Por fim, à luz do importante trabalho de Lampel e Shamsie (2003), tido como uma das
referências centrais para as pesquisas no campo, cabe tecer comentários sobre os recursos
chaves para o desempenho da indústria nacional. Os autores afirmam que, no contexto da
indústria norte estadunidense, a participação dos recursos criativos no filme determina,
significativamente, seu desempenho. Kirschbaum (2006, p. 70) encontrou, no cinema
brasileiro, situação diferente.

De forma geral, ao contrário dos resultados de Lampel e Shamsie (2003), os


recursos de transformação [diz respeito ao desenvolvimento de script, à
liderança do diretor, à performance dos artistas, à articulação entre os
agentes, dentre outros.], e respectivamente o sucesso do filme, são um
previsor melhor da popularidade do filme que os recursos mobilizados [o
mesmo que recursos criativos - produtor, diretor, roteirista e elenco].

As evidências encontradas neste trabalho apontam para uma concordância com este
último autor, embora seja necessário acrescentar que o sucesso na indústria está relacionado à

13
visão do empreendedor sobre o seu próprio negócio – ou seja, aos seus objetivos, à
importância simbólica do fazer cinematográfico e à equivalência estrutural entre os produtores
e distribuidores – e à sua capacidade de realizar alianças, em especial, no caso do cinema
comercial, à articulação com o distribuidor e com a Globo Filmes.

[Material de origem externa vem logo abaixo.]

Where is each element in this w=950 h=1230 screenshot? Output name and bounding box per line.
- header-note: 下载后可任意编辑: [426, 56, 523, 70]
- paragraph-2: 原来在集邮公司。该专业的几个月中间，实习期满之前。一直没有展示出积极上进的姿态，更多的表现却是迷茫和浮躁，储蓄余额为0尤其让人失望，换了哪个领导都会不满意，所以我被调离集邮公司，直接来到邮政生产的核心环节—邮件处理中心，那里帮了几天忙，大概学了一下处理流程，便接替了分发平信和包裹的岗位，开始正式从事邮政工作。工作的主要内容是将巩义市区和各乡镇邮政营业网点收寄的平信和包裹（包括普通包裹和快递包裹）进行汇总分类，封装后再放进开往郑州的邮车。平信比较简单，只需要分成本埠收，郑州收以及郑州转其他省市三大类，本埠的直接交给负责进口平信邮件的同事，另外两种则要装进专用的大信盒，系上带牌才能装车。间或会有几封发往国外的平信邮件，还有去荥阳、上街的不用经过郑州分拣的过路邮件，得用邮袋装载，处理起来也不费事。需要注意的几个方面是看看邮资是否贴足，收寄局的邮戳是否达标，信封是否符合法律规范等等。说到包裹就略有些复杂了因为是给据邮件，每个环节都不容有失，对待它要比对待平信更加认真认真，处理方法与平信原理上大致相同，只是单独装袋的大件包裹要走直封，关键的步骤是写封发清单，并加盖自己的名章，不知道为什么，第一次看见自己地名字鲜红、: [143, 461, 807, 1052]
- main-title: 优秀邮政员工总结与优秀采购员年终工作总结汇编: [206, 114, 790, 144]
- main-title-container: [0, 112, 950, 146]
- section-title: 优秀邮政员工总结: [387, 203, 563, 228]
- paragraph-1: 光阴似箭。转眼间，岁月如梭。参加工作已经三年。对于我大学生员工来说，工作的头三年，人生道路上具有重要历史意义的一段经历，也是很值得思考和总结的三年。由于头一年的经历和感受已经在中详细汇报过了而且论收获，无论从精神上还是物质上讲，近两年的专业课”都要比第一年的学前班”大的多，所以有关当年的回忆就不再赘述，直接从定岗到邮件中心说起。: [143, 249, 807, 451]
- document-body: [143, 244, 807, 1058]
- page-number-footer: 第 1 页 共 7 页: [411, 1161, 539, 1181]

Ambos contribuem na
transformação de recursos utilizados diretamente no filme (como, por exemplo, na seleção
dos projetos, na escolha do elenco, da equipe, na condução artística das filmagens) e
indiretamente (divulgação e legitimação da película). Naturalmente, essas sugestões reflexivas
não podem ser tomadas como padrão da indústria, dado que cada projeto cinematográfico é
um arranjo temporário e os papeis e os retornos financeiros podem sofrer variações em cada
filme.
Conclui-se o trabalho na expectativa de que o exame aprofundado da estrutura das
produtoras e de suas relações com os demais elos tenha proporcionado melhor compreensão
mais sensível dos condicionantes da competitividade setorial.